I took a look at the replay, and there are some obvious difference between Jaedong and David that the 212 dimensions do not yet capture. That will be work for tomorrow.
Because I have very few replays of progamers, if you give me a progamer replay, the machine may try to fit the player as a foreigner and give strange predictions. However, we would still be able to observe how close the player's signature is compared to the foreigners, even though the player may not be one.
EDIT: I'm adding some interesting things I've found.
Interesting Things
* Some keystrokes are habitual and consistent for a player, even if the player does not know about them.
* Analyzing the entire replay is often worse than just looking at the first 10 minutes or so. Right now, I've capped the replay analysis to 9 minutes. I've filtered out replays that were too short (I think right now I only admit replays over 4 minutes long).
* APM is factored into the algorithm, but I don't really know how useful it is.

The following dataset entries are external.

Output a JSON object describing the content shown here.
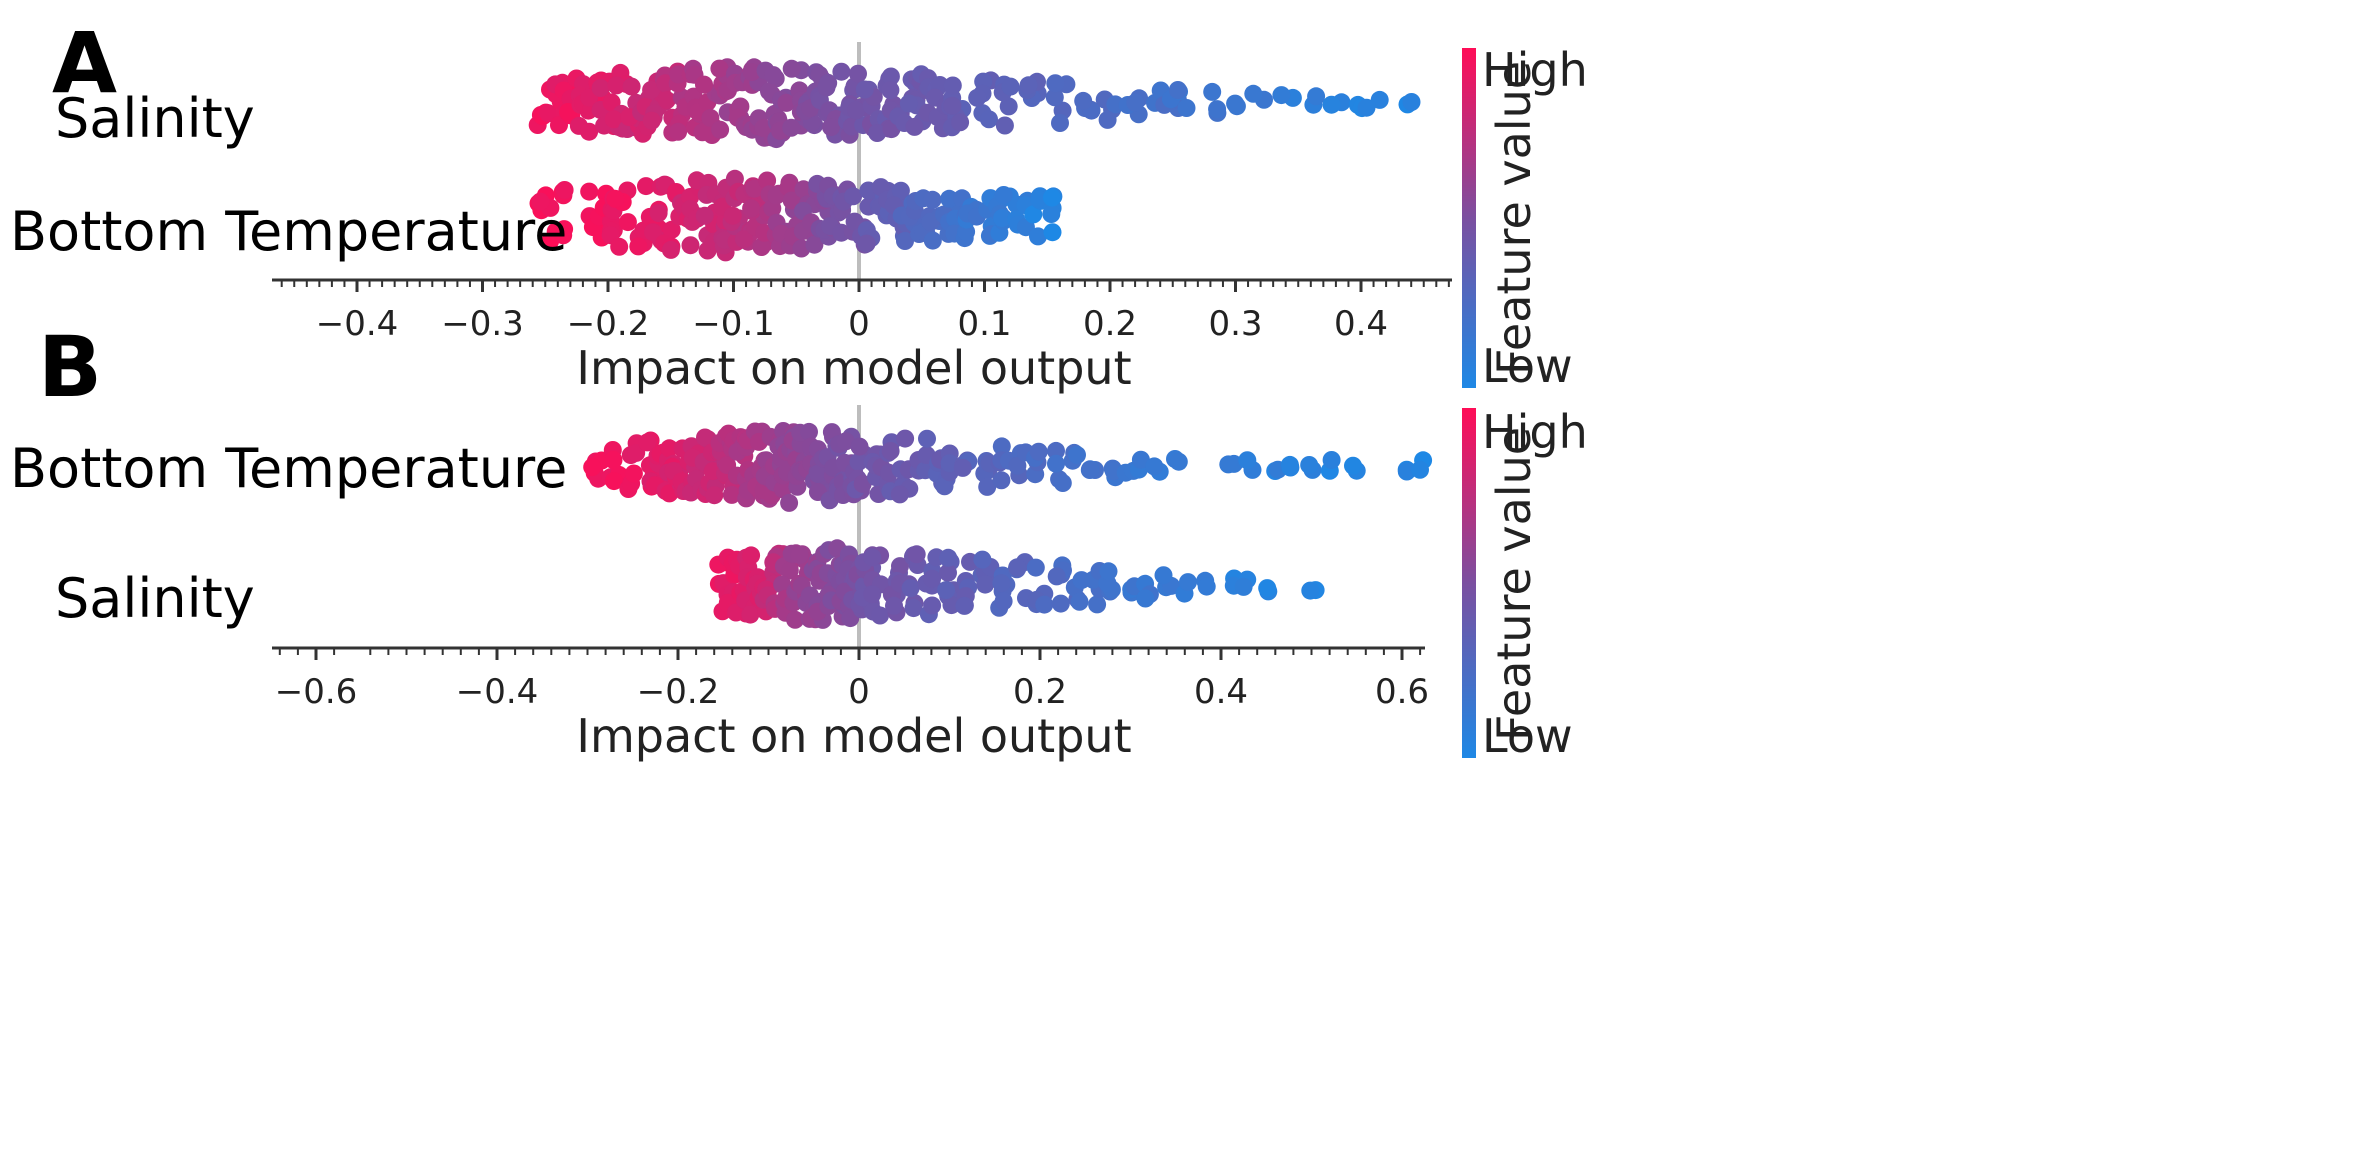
{
  "colors": {
    "high": "#ff0d57",
    "low": "#1e88e5",
    "mid": "#7b4fa0",
    "zero_line": "#bdbdbd",
    "axis": "#333333"
  },
  "chart_data": [
    {
      "type": "scatter",
      "subtype": "shap-beeswarm",
      "panel": "A",
      "xlabel": "Impact on model output",
      "xlim": [
        -0.46,
        0.47
      ],
      "xticks": [
        -0.4,
        -0.3,
        -0.2,
        -0.1,
        0,
        0.1,
        0.2,
        0.3,
        0.4
      ],
      "xtick_labels": [
        "−0.4",
        "−0.3",
        "−0.2",
        "−0.1",
        "0",
        "0.1",
        "0.2",
        "0.3",
        "0.4"
      ],
      "colorbar": {
        "title": "Feature value",
        "high": "High",
        "low": "Low"
      },
      "features": [
        {
          "name": "Salinity",
          "x_range": [
            -0.25,
            0.44
          ],
          "points": [
            [
              -0.25,
              0.95
            ],
            [
              -0.24,
              0.9
            ],
            [
              -0.23,
              0.93
            ],
            [
              -0.22,
              0.88
            ],
            [
              -0.21,
              0.9
            ],
            [
              -0.2,
              0.86
            ],
            [
              -0.19,
              0.84
            ],
            [
              -0.18,
              0.82
            ],
            [
              -0.17,
              0.8
            ],
            [
              -0.16,
              0.78
            ],
            [
              -0.15,
              0.76
            ],
            [
              -0.14,
              0.72
            ],
            [
              -0.13,
              0.7
            ],
            [
              -0.12,
              0.68
            ],
            [
              -0.11,
              0.66
            ],
            [
              -0.1,
              0.64
            ],
            [
              -0.09,
              0.62
            ],
            [
              -0.08,
              0.6
            ],
            [
              -0.07,
              0.58
            ],
            [
              -0.06,
              0.56
            ],
            [
              -0.05,
              0.54
            ],
            [
              -0.04,
              0.52
            ],
            [
              -0.03,
              0.5
            ],
            [
              -0.02,
              0.49
            ],
            [
              -0.01,
              0.47
            ],
            [
              0.0,
              0.46
            ],
            [
              0.01,
              0.45
            ],
            [
              0.02,
              0.44
            ],
            [
              0.03,
              0.43
            ],
            [
              0.04,
              0.42
            ],
            [
              0.05,
              0.41
            ],
            [
              0.06,
              0.4
            ],
            [
              0.07,
              0.38
            ],
            [
              0.08,
              0.37
            ],
            [
              0.1,
              0.35
            ],
            [
              0.12,
              0.33
            ],
            [
              0.14,
              0.31
            ],
            [
              0.16,
              0.29
            ],
            [
              0.18,
              0.27
            ],
            [
              0.2,
              0.25
            ],
            [
              0.22,
              0.23
            ],
            [
              0.24,
              0.21
            ],
            [
              0.25,
              0.2
            ],
            [
              0.26,
              0.19
            ],
            [
              0.28,
              0.17
            ],
            [
              0.3,
              0.15
            ],
            [
              0.32,
              0.13
            ],
            [
              0.34,
              0.11
            ],
            [
              0.36,
              0.09
            ],
            [
              0.38,
              0.08
            ],
            [
              0.4,
              0.06
            ],
            [
              0.41,
              0.05
            ],
            [
              0.44,
              0.02
            ]
          ]
        },
        {
          "name": "Bottom Temperature",
          "x_range": [
            -0.25,
            0.15
          ],
          "points": [
            [
              -0.25,
              0.97
            ],
            [
              -0.24,
              0.96
            ],
            [
              -0.21,
              0.95
            ],
            [
              -0.2,
              0.94
            ],
            [
              -0.19,
              0.93
            ],
            [
              -0.17,
              0.9
            ],
            [
              -0.16,
              0.88
            ],
            [
              -0.15,
              0.86
            ],
            [
              -0.14,
              0.84
            ],
            [
              -0.13,
              0.82
            ],
            [
              -0.12,
              0.8
            ],
            [
              -0.11,
              0.78
            ],
            [
              -0.1,
              0.76
            ],
            [
              -0.09,
              0.74
            ],
            [
              -0.08,
              0.72
            ],
            [
              -0.07,
              0.68
            ],
            [
              -0.06,
              0.64
            ],
            [
              -0.05,
              0.6
            ],
            [
              -0.04,
              0.56
            ],
            [
              -0.03,
              0.52
            ],
            [
              -0.02,
              0.5
            ],
            [
              -0.01,
              0.46
            ],
            [
              0.0,
              0.44
            ],
            [
              0.01,
              0.4
            ],
            [
              0.02,
              0.37
            ],
            [
              0.03,
              0.34
            ],
            [
              0.04,
              0.3
            ],
            [
              0.05,
              0.27
            ],
            [
              0.06,
              0.24
            ],
            [
              0.07,
              0.21
            ],
            [
              0.08,
              0.18
            ],
            [
              0.09,
              0.15
            ],
            [
              0.1,
              0.13
            ],
            [
              0.11,
              0.11
            ],
            [
              0.12,
              0.09
            ],
            [
              0.13,
              0.07
            ],
            [
              0.14,
              0.05
            ],
            [
              0.15,
              0.03
            ]
          ]
        }
      ]
    },
    {
      "type": "scatter",
      "subtype": "shap-beeswarm",
      "panel": "B",
      "xlabel": "Impact on model output",
      "xlim": [
        -0.65,
        0.65
      ],
      "xticks": [
        -0.6,
        -0.4,
        -0.2,
        0,
        0.2,
        0.4,
        0.6
      ],
      "xtick_labels": [
        "−0.6",
        "−0.4",
        "−0.2",
        "0",
        "0.2",
        "0.4",
        "0.6"
      ],
      "colorbar": {
        "title": "Feature value",
        "high": "High",
        "low": "Low"
      },
      "features": [
        {
          "name": "Bottom Temperature",
          "x_range": [
            -0.29,
            0.62
          ],
          "points": [
            [
              -0.29,
              0.96
            ],
            [
              -0.27,
              0.94
            ],
            [
              -0.25,
              0.92
            ],
            [
              -0.23,
              0.9
            ],
            [
              -0.22,
              0.88
            ],
            [
              -0.21,
              0.87
            ],
            [
              -0.2,
              0.86
            ],
            [
              -0.19,
              0.84
            ],
            [
              -0.18,
              0.82
            ],
            [
              -0.17,
              0.8
            ],
            [
              -0.16,
              0.78
            ],
            [
              -0.15,
              0.76
            ],
            [
              -0.14,
              0.73
            ],
            [
              -0.13,
              0.7
            ],
            [
              -0.12,
              0.68
            ],
            [
              -0.11,
              0.66
            ],
            [
              -0.1,
              0.64
            ],
            [
              -0.09,
              0.62
            ],
            [
              -0.08,
              0.6
            ],
            [
              -0.07,
              0.58
            ],
            [
              -0.06,
              0.56
            ],
            [
              -0.05,
              0.54
            ],
            [
              -0.04,
              0.52
            ],
            [
              -0.03,
              0.5
            ],
            [
              -0.02,
              0.48
            ],
            [
              -0.01,
              0.47
            ],
            [
              0.0,
              0.46
            ],
            [
              0.02,
              0.44
            ],
            [
              0.03,
              0.42
            ],
            [
              0.05,
              0.4
            ],
            [
              0.07,
              0.38
            ],
            [
              0.09,
              0.36
            ],
            [
              0.1,
              0.35
            ],
            [
              0.12,
              0.33
            ],
            [
              0.14,
              0.31
            ],
            [
              0.16,
              0.29
            ],
            [
              0.18,
              0.27
            ],
            [
              0.2,
              0.25
            ],
            [
              0.22,
              0.23
            ],
            [
              0.24,
              0.21
            ],
            [
              0.26,
              0.19
            ],
            [
              0.28,
              0.17
            ],
            [
              0.3,
              0.15
            ],
            [
              0.31,
              0.14
            ],
            [
              0.33,
              0.13
            ],
            [
              0.35,
              0.12
            ],
            [
              0.41,
              0.09
            ],
            [
              0.43,
              0.08
            ],
            [
              0.46,
              0.07
            ],
            [
              0.48,
              0.06
            ],
            [
              0.5,
              0.05
            ],
            [
              0.52,
              0.04
            ],
            [
              0.55,
              0.03
            ],
            [
              0.6,
              0.02
            ],
            [
              0.62,
              0.01
            ]
          ]
        },
        {
          "name": "Salinity",
          "x_range": [
            -0.15,
            0.5
          ],
          "points": [
            [
              -0.15,
              0.92
            ],
            [
              -0.14,
              0.9
            ],
            [
              -0.13,
              0.88
            ],
            [
              -0.12,
              0.86
            ],
            [
              -0.11,
              0.84
            ],
            [
              -0.1,
              0.8
            ],
            [
              -0.09,
              0.72
            ],
            [
              -0.08,
              0.66
            ],
            [
              -0.07,
              0.62
            ],
            [
              -0.06,
              0.6
            ],
            [
              -0.05,
              0.58
            ],
            [
              -0.04,
              0.56
            ],
            [
              -0.03,
              0.54
            ],
            [
              -0.02,
              0.52
            ],
            [
              -0.01,
              0.5
            ],
            [
              0.0,
              0.48
            ],
            [
              0.01,
              0.46
            ],
            [
              0.02,
              0.45
            ],
            [
              0.04,
              0.43
            ],
            [
              0.06,
              0.41
            ],
            [
              0.08,
              0.39
            ],
            [
              0.1,
              0.37
            ],
            [
              0.12,
              0.35
            ],
            [
              0.14,
              0.33
            ],
            [
              0.16,
              0.31
            ],
            [
              0.18,
              0.29
            ],
            [
              0.2,
              0.27
            ],
            [
              0.22,
              0.25
            ],
            [
              0.24,
              0.23
            ],
            [
              0.26,
              0.21
            ],
            [
              0.28,
              0.19
            ],
            [
              0.3,
              0.17
            ],
            [
              0.32,
              0.15
            ],
            [
              0.34,
              0.13
            ],
            [
              0.36,
              0.11
            ],
            [
              0.38,
              0.09
            ],
            [
              0.41,
              0.07
            ],
            [
              0.43,
              0.06
            ],
            [
              0.45,
              0.05
            ],
            [
              0.5,
              0.03
            ]
          ]
        }
      ]
    }
  ]
}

It's pretty consistent for a player, so I suppose it helps. There are two dimensions for it -- one is the APM average for the first minute, the second is the average for the entire game. I figured that the first-minute average is very unlikely to change regardless of the opponent.
* I do an initial screen based on matchup. For example, if I get a replay that is ZvP, I won't be asking the machine to identify whether Nada played it (unless I trained some examples of Nada playing Zerg).
* Machine's ZvP keystrokes seem to be radically different from all the other players I've seen. Whenever I test Player X's replay, where X is not Machine, Machine consistently ranks last in similarity.
EDIT 2: I'm wondering if I should make this blog day-by-day and have a new entry every time or just keep updating this one. Okay. This entry is getting too long. I will update on new ones from now on.